Monday, January 08, 2007

Why I Don't Like Apple as a Stock

Dig this little tidbit from the Wall Street Journal's Consumer Electronics Show blog.


This makes me want to avoid Apple (AAPL) as a stock. One of Apple's biggest products is the iPod. In the past your phone couldn't play music. Now many of them can. You have to have a cell phone with you these days. If it can play music as well, why carry around an iPod, too? Particularly if the phone can also access the web and the iPod can't.

Admittedly, these phones carry much less music than the iPod, but where's the break point at which the iPod is no longer necessary?
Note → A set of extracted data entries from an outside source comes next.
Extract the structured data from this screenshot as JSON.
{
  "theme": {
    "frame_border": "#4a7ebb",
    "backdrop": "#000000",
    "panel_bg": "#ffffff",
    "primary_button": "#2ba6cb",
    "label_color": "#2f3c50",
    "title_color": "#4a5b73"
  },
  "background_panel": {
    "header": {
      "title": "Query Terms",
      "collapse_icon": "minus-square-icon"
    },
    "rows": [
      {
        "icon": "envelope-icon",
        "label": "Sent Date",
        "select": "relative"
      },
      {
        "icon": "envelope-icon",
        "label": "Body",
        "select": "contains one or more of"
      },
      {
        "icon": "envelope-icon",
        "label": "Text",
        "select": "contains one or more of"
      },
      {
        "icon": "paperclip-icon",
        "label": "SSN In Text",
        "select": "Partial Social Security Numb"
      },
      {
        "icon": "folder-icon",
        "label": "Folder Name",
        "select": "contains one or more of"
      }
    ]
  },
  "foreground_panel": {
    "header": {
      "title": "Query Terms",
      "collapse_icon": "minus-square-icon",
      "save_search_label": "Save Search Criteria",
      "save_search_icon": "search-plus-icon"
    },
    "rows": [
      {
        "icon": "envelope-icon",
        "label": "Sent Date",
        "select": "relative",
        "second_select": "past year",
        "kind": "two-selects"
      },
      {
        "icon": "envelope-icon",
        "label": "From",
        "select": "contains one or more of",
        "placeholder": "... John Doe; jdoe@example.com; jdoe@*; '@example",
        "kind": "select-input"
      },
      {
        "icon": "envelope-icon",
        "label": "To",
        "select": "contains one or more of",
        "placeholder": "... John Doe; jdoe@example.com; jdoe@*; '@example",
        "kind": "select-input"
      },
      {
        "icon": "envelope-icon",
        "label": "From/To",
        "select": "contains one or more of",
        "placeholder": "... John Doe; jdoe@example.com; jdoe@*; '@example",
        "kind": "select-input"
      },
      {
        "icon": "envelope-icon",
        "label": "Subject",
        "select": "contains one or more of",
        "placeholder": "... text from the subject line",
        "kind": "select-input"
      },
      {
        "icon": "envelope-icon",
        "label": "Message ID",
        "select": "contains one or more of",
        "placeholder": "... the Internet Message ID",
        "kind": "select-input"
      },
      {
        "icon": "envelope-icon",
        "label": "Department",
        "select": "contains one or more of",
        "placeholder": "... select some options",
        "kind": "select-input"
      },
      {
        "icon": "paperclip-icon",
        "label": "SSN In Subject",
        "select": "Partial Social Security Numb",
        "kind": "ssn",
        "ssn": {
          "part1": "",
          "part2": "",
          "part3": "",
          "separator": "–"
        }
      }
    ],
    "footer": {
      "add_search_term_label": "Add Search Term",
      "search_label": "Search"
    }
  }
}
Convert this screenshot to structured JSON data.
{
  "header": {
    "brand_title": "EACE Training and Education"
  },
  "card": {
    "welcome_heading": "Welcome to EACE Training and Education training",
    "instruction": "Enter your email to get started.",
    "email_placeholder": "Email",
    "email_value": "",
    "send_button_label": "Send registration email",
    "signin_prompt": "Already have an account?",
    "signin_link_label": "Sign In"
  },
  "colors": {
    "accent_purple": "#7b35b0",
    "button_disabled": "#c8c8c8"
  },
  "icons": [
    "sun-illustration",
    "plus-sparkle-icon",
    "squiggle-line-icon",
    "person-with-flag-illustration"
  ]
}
Update: Yes, I know these kinds of phones have been around for a while. And I know Apple is planning on releasing a phone product of their own. I just don't see this as iPod territory, where Apple is going to come in with something totally revolutionary and blow everyone away. This is the corporate strength of many large corporations and a new area for Apple.

I know quite a bit about telecommunications. Technologically, a multimedia player is nothing compared to a high data rate, wireless communications system.

I also blogged a follow up to this post.

Update 2: The WSJ has blogged about Cingular's plan to support Appple's new phone. Do you think that the other cell phone companies will go quietly into the night?

The stakes for Apple could be huge: While the company has shipped more than 70 million iPods over the past five years, more than a billion cellphone handsets are shipped each year.
Here's a larger WSJ article about Apple's foray into phones.

Apple has a lot riding on its next moves. While the Cupertino, Calif., company has enjoyed several years of fast growth riding on the back of its hit iPod digital music player, there is a growing sense in the financial community that Apple will soon need to enter potentially big new categories like cellphones and television set-top boxes to keep up the momentum started by the iPod. As a result, pressure is building on the company.
The final paragraph from the article echoes my sentiments.

There's the possibility, too, that Apple may fail to wow the digerati, many of whom have become accustomed to a steady stream of innovations from the company like the iPod, iTunes and stylish new Mac computers. Some financial analysts have begun warning that a no-show by an Apple cellphone, for instance, could be seen negatively by investors because of the feverish speculation surrounding the product.

3 comments:

Anonymous said...

Music phones have been around for years. The iPod continues to rack up sales at an incredible rate. You obviously know nothing about the impending iPhone either, or by your own logic you'd be buying, not selling, AAPL.

K T Cat said...

Yeahm, I know. And I know the stock has performed very well in the last two years. I'm just not that fond of a niche company with such small market share when their products start to merge into others' strengths. iPhone may be great, but face it, Apple is not a phone company.

I also know that the chips that make up the phones are relatively standard and the technology isn't that outrageous, but Apple's competitors do have the advantage when it comes to phones. I would suggest that an MP3 player is a bit simpler than a high data rate wireless device.

To som people, Apple can never do wrong and they are worshipped religiously. I'm not one of them.

Scribbit said...

They were giving one of these away on a local radio station. Oh how I wanted to win it. No luck though. I hear they retail for $350, if I've got the model number right.